Starrcade was a recurring professional wrestling event, originally broadcast via closed-circuit television and eventually broadcast via pay-per-view. It was originally held from 1983 to 2000, first by the National Wrestling Alliance (NWA) from 1983 to 1990, with the 1983–1987 events specifically held by Jim Crockett Promotions (JCP) under the NWA, and then held by World Championship Wrestling (WCW) from 1988 to 2000. 

Starrcade was regarded by the NWA and WCW as their flagship event of the year, much in the same vein that its rival, the World Wrestling Federation (WWF), regarded WrestleMania. As a result, the buildup to each Starrcade featured the largest feuds of the promotion. In 2001, the WWF acquired WCW, and the WWF was renamed to World Wrestling Entertainment (WWE) in 2002. 

WWE revived the event in 2017 as a house show with portions of the events in 2018 and 2019 airing as WWE Network specials. Due to the COVID-19 pandemic, an event was not held in 2020 and no further events have been scheduled.

History
From 1983 to 1987, Starrcade was produced by the National Wrestling Alliance's (NWA) Jim Crockett Promotions (JCP), the dominant promotion of the NWA, and aired on Thanksgiving Day. In 1987, the World Wrestling Federation (WWF) scheduled a pay-per-view (PPV) of their own, Survivor Series, on Thanksgiving night and demanded exclusivity from cable providers on carriage of the event.

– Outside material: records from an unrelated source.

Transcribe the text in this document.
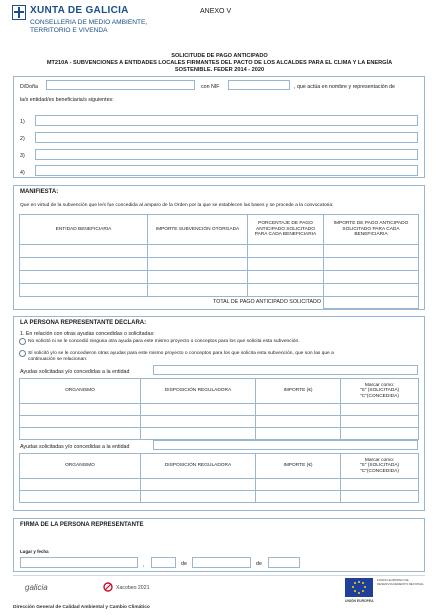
XUNTA DE GALICIA
CONSELLERIA DE MEDIO AMBIENTE,
TERRITORIO E VIVENDA
ANEXO V
SOLICITUDE DE PAGO ANTICIPADO
MT210A - SUBVENCIONES A ENTIDADES LOCALES FIRMANTES DEL PACTO DE LOS ALCALDES PARA EL CLIMA Y LA ENERGÍA
SOSTENIBLE. FEDER 2014 - 2020
D/Doña	con NIF	, que actúa en nombre y representación de
la/s entidad/es beneficiaria/s siguientes:
1)
2)
3)
4)
MANIFIESTA:
Que en virtud de la subvención que le/s fue concedida al amparo de la Orden por la que se establecen las bases y se procede a la convocatoria:
ENTIDAD BENEFICIARIA	IMPORTE SUBVENCIÓN OTORGADA	PORCENTAJE DE PAGO ANTICIPADO SOLICITADO PARA CADA BENEFICIARIA	IMPORTE DE PAGO ANTICIPADO SOLICITADO PARA CADA BENEFICIARIA

TOTAL DE PAGO ANTICIPADO SOLICITADO			
LA PERSONA REPRESENTANTE DECLARA:
1. En relación con otras ayudas concedidas o solicitadas:
No solicitó ni se le concedió ninguna otra ayuda para este mismo proyecto o conceptos para los que solicita esta subvención.
Sí solicitó y/o se le concedieron otras ayudas para este mismo proyecto o conceptos para los que solicita esta subvención, que son las que a
continuación se relacionan:
Ayudas solicitadas y/o concedidas a la entidad
ORGANISMO	DISPOSICIÓN REGULADORA	IMPORTE (€)	Marcar como:
"S" (SOLICITADA)
"C"(CONCEDIDA)

Ayudas solicitadas y/o concedidas a la entidad
ORGANISMO	DISPOSICIÓN REGULADORA	IMPORTE (€)	Marcar como:
"S" (SOLICITADA)
"C"(CONCEDIDA)

FIRMA DE LA PERSONA REPRESENTANTE
Lugar y fecha
,	de	de
galicia	Xacobeo 2021
FONDO EUROPEO DE DESENVOLVEMENTO REXIONAL
UNIÓN EUROPEA
Dirección General de Calidad Ambiental y Cambio Climático
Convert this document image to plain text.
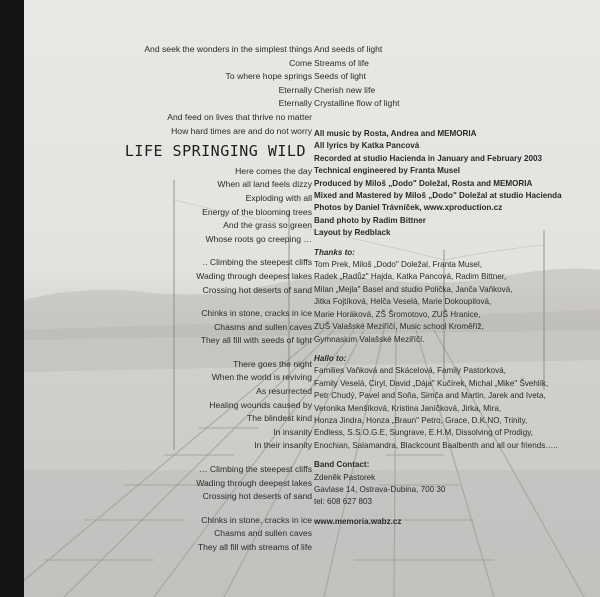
And seek the wonders in the simplest things
Come
To where hope springs
Eternally
Eternally
And feed on lives that thrive no matter
How hard times are and do not worry
LIFE SPRINGING WILD
Here comes the day
When all land feels dizzy
Exploding with all
Energy of the blooming trees
And the grass so green
Whose roots go creeping …
.. Climbing the steepest cliffs
Wading through deepest lakes
Crossing hot deserts of sand
Chinks in stone, cracks in ice
Chasms and sullen caves
They all fill with seeds of light
There goes the night
When the world is reviving
As resurrected
Healing wounds caused by
The blindest kind
In insanity
In their insanity
… Climbing the steepest cliffs
Wading through deepest lakes
Crossing hot deserts of sand
Chinks in stone, cracks in ice
Chasms and sullen caves
They all fill with streams of life
And seeds of light
Streams of life
Seeds of light
Cherish new life
Crystalline flow of light
All music by Rosta, Andrea and MEMORIA
All lyrics by Katka Pancová
Recorded at studio Hacienda in January and February 2003
Technical engineered by Franta Musel
Produced by Miloš „Dodo" Doležal, Rosta and MEMORIA
Mixed and Mastered by Miloš „Dodo" Doležal at studio Hacienda
Photos by Daniel Trávníček, www.xproduction.cz
Band photo by Radim Bittner
Layout by Redblack
Thanks to:
Tom Prek, Miloš „Dodo" Doležal, Franta Musel,
Radek „Radůz" Hajda, Katka Pancová, Radim Bittner,
Milan „Mejla" Basel and studio Polička, Janča Vaňková,
Jitka Fojtíková, Helča Veselá, Marie Dokoupilová,
Marie Horáková, ZŠ Šromotovo, ZUŠ Hranice,
ZUŠ Valašské Meziříčí, Music school Kroměříž,
Gymnasium Valašské Meziříčí.
Hallo to:
Families Vaňková and Skácelová, Family Pastorková,
Family Veselá, Ciryl, David „Dája" Kučírek, Michal „Mike" Švehlík,
Petr Chudý, Pavel and Soňa, Simča and Martin, Jarek and Iveta,
Veronika Menšíková, Kristina Janíčková, Jirka, Mira,
Honza Jindra, Honza „Braun" Petro, Grace, D.K.NO, Trinity,
Endless, S.S.O.G.E, Sungrave, E.H.M, Dissolving of Prodigy,
Enochian, Salamandra, Blackcount Baalbenth and all our friends…..
Band Contact:
Zdeněk Pastorek
Gavlase 14, Ostrava-Dubina, 700 30
tel: 608 627 803
www.memoria.wabz.cz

In order to prevent such a problem, Starrcade was moved to December the following year and the show was held around Christmas Day, mostly in the days following, beginning in 1988. Also in 1988, JCP was sold to Turner Broadcasting due to financial problems and became World Championship Wrestling (WCW), though Starrcade was held under the NWA banner until 1990.

From the 1960s to the 1980s, it was tradition for JCP to hold major professional wrestling events on Thanksgiving and Christmas, mostly at Greensboro Coliseum. In 1983, JCP created Starrcade as their supercard to continue the Thanksgiving tradition, and spread it across its territory on closed-circuit television. It popularized broadcasting on closed-circuit television and was financially successful. From 1987, Starrcade was broadcast on PPV, the first NWA event to do so.

Starrcade was held for the final time as a WCW event in 2000: the promotion would be acquired by the WWF in 2001, and the brand would become dormant. In 2002, the WWF was renamed to World Wrestling Entertainment (with its "WWE" abbreviation becoming an orphaned initialism in 2011). In 2017, WWE revived Starrcade for a SmackDown-branded non-televised house show on November 25, 2017. The following year, WWE's Starrcade house shows began to be held as WWE Network specials and featured both the Raw and SmackDown brands. An event did not occur in 2020 due to the COVID-19 pandemic, which prevented WWE from holding shows outside of its normal weekly television programming and PPVs. WWE resumed live touring in July 2021, but a Starrcade event was not scheduled for that year.

Events

2017

The 2017 Starrcade was the 19th Starrcade professional wrestling event. It was the first Starrcade promoted by WWE and was held exclusively for wrestlers from the promotion's SmackDown brand division as a non-televised house show. It took place on November 25, 2017, at the Greensboro Coliseum Complex in Greensboro, North Carolina. It was the first Starrcade event in seventeen years. It was also the first Starrcade event not to be televised in any way and the first to be held in the Greensboro Coliseum since 1985. The event featured appearances by Ric Flair, Arn Anderson, Ricky Steamboat, The Rock 'n' Roll Express, and The Hardy Boyz.